West Lancashire MP Rosie Cooper has committed to protect bees in the UK, speaking out against proposed plans to temporarily lift a ban on bee-harming pesticides.
MP Rosie made the declaration as government ministers look at requests to let dangerous pesticides – known as neonicotinoids – back into UK soil this autumn, despite clear evidence about how much damage they do to our bees.
Recent figures show that bees contribute £651 million to the UK economy each year – up 51% since 2007. For instance 85% of the UK’s apple crops and 45% of our strawberry crop relies on bees to grow.
Over 380,000 38 Degrees members signed a petition urging MPs to keep the pesticides off British fields. Thousands of emails were sent to MPs across the country by their constituents, asking them to speak to Environment Minister Liz Truss, urging her to keep the ban.
The ban was voted for by European governments in 2013 after numerous scientific studies found that certain pesticides were particularly harmful to bees. Since then even more studies have supported the need for this ban.
Rosie Cooper MP says:
“I’m committed to doing all I can as an MP to protect bees in the UK – and speaking up to make sure this ban on bee-harming pesticides is kept in place.
“This is an issue that lots of us in West Lancashire care about – so the government needs to keep the ban in place – and deny emergency authorisation for these pesticides this autumn.”
38 Degrees campaigner Megan Bentall said:
“It’s good to see so many MPs commit to keeping the ban in place.

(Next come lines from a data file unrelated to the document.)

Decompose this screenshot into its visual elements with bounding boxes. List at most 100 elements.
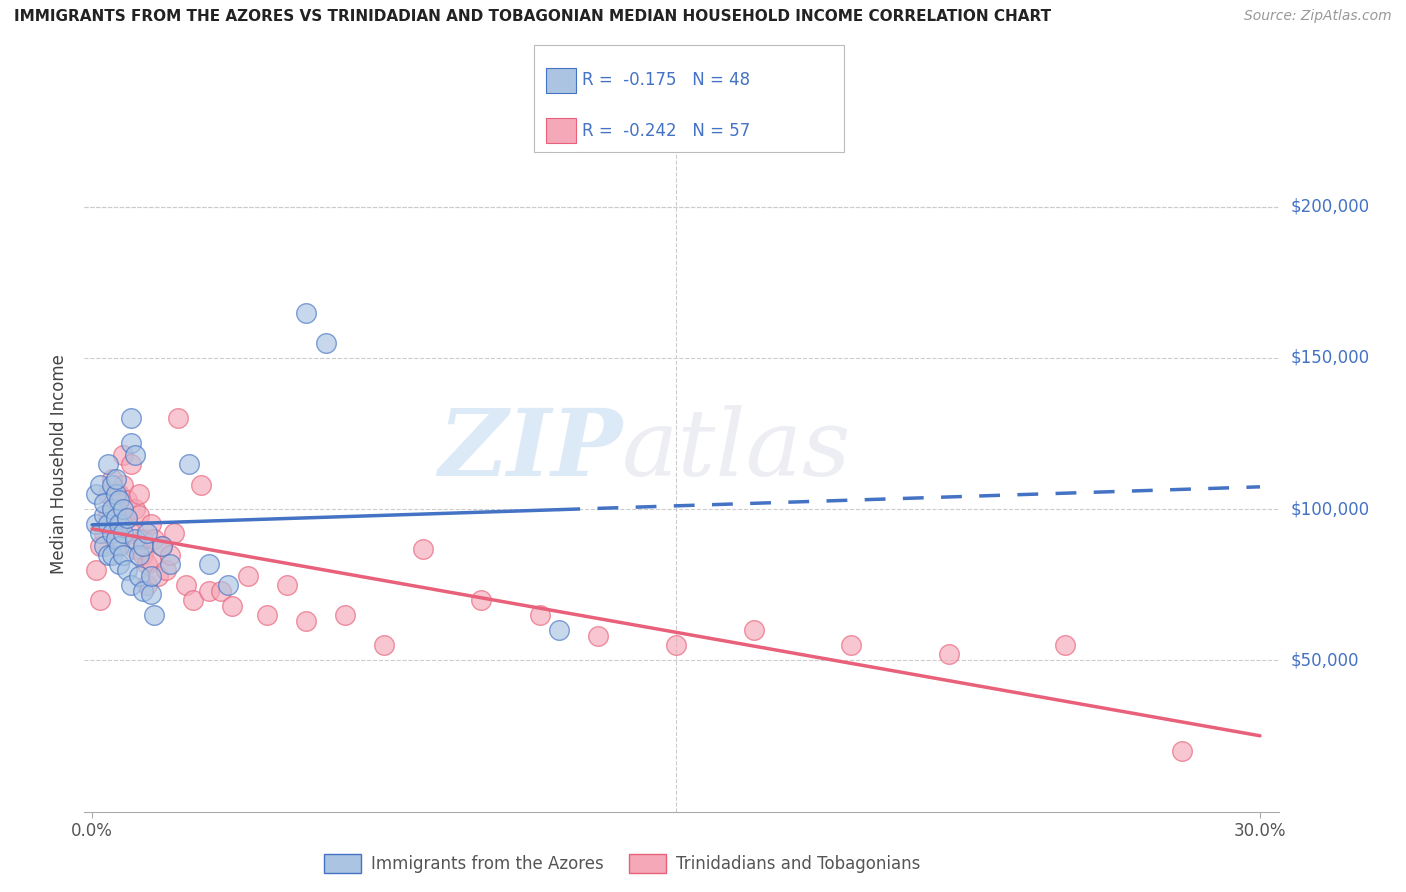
Point xyxy=(295,305,318,319)
Point xyxy=(139,554,162,568)
Legend: Immigrants from the Azores, Trinidadians and Tobagonians: Immigrants from the Azores, Trinidadians… xyxy=(318,847,927,880)
Point xyxy=(143,608,166,623)
Text: R =  -0.242   N = 57: R = -0.242 N = 57 xyxy=(582,121,751,139)
Point xyxy=(163,526,186,541)
Point xyxy=(120,435,142,450)
Point xyxy=(586,629,609,643)
Point xyxy=(335,608,357,623)
Point xyxy=(124,448,146,462)
Point xyxy=(97,457,120,471)
Point xyxy=(217,578,239,592)
Point xyxy=(198,557,221,571)
Point xyxy=(938,648,960,662)
Point xyxy=(84,487,107,501)
Point xyxy=(108,517,131,532)
Text: Source: ZipAtlas.com: Source: ZipAtlas.com xyxy=(1244,9,1392,23)
Point xyxy=(120,457,142,471)
Point xyxy=(190,478,212,492)
Point xyxy=(1171,744,1194,758)
Point xyxy=(100,478,122,492)
Point xyxy=(93,526,115,541)
Point xyxy=(104,502,127,516)
Point xyxy=(124,541,146,556)
Point xyxy=(179,457,201,471)
Point xyxy=(150,539,173,553)
Text: IMMIGRANTS FROM THE AZORES VS TRINIDADIAN AND TOBAGONIAN MEDIAN HOUSEHOLD INCOME: IMMIGRANTS FROM THE AZORES VS TRINIDADIA… xyxy=(14,9,1052,24)
Point xyxy=(89,593,111,607)
Point xyxy=(108,493,131,508)
Point xyxy=(112,502,135,516)
Point xyxy=(256,608,278,623)
Point xyxy=(112,526,135,541)
Point xyxy=(93,496,115,510)
Point xyxy=(132,539,155,553)
Point xyxy=(112,548,135,562)
Point xyxy=(150,539,173,553)
Point xyxy=(132,548,155,562)
Point xyxy=(839,638,862,652)
Point xyxy=(143,533,166,547)
Point xyxy=(128,568,150,582)
Point xyxy=(183,593,205,607)
Y-axis label: Median Household Income: Median Household Income xyxy=(51,354,69,574)
Point xyxy=(412,541,434,556)
Point xyxy=(124,533,146,547)
Point xyxy=(108,487,131,501)
Point xyxy=(665,638,688,652)
Point xyxy=(124,502,146,516)
Point xyxy=(198,583,221,598)
Point xyxy=(115,493,138,508)
Point xyxy=(89,478,111,492)
Point xyxy=(135,526,157,541)
Point xyxy=(115,511,138,525)
Point xyxy=(135,557,157,571)
Point xyxy=(221,599,243,613)
Point xyxy=(89,539,111,553)
Point xyxy=(104,539,127,553)
Point xyxy=(166,411,188,425)
Point xyxy=(100,548,122,562)
Point xyxy=(128,508,150,523)
Point xyxy=(139,568,162,582)
Text: R =  -0.175   N = 48: R = -0.175 N = 48 xyxy=(582,71,751,89)
Point xyxy=(120,526,142,541)
Point xyxy=(104,472,127,486)
Point xyxy=(128,487,150,501)
Point xyxy=(100,526,122,541)
Point xyxy=(97,487,120,501)
Point xyxy=(104,533,127,547)
Point xyxy=(236,568,259,582)
Point xyxy=(104,511,127,525)
Point xyxy=(155,563,177,577)
Point xyxy=(97,548,120,562)
Point xyxy=(93,508,115,523)
Point xyxy=(174,578,197,592)
Point xyxy=(108,517,131,532)
Point xyxy=(139,517,162,532)
Point xyxy=(108,539,131,553)
Point xyxy=(108,557,131,571)
Point xyxy=(93,539,115,553)
Point xyxy=(100,526,122,541)
Text: atlas: atlas xyxy=(621,405,852,495)
Point xyxy=(295,614,318,628)
Text: $200,000: $200,000 xyxy=(1291,198,1369,216)
Text: $50,000: $50,000 xyxy=(1291,651,1360,670)
Point xyxy=(276,578,298,592)
Point xyxy=(97,517,120,532)
Point xyxy=(100,502,122,516)
Point xyxy=(148,568,170,582)
Point xyxy=(115,511,138,525)
Point xyxy=(1054,638,1077,652)
Point xyxy=(120,578,142,592)
Point xyxy=(115,563,138,577)
Point xyxy=(135,578,157,592)
Point xyxy=(315,335,337,350)
Point xyxy=(120,411,142,425)
Text: $150,000: $150,000 xyxy=(1291,349,1369,367)
Point xyxy=(742,624,765,638)
Point xyxy=(97,508,120,523)
Text: $100,000: $100,000 xyxy=(1291,500,1369,518)
Point xyxy=(373,638,395,652)
Point xyxy=(159,557,181,571)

“Hundreds of thousands of us are asking why the government is even considering allowing harmful pesticides back on British fields. We’re calling for Environment Minister Liz Truss and the government to keep the ban on bee-killing pesticides, with no exceptions.”
Friends of the Earth Bees Campaigner Dave Timms said:
“Bees are crucial for our food and farming. The scientific evidence is growing all the time about the need to protect our much loved bees from these dangerous pesticides. It’s vital the Government keeps them out of our fields and gardens for good.”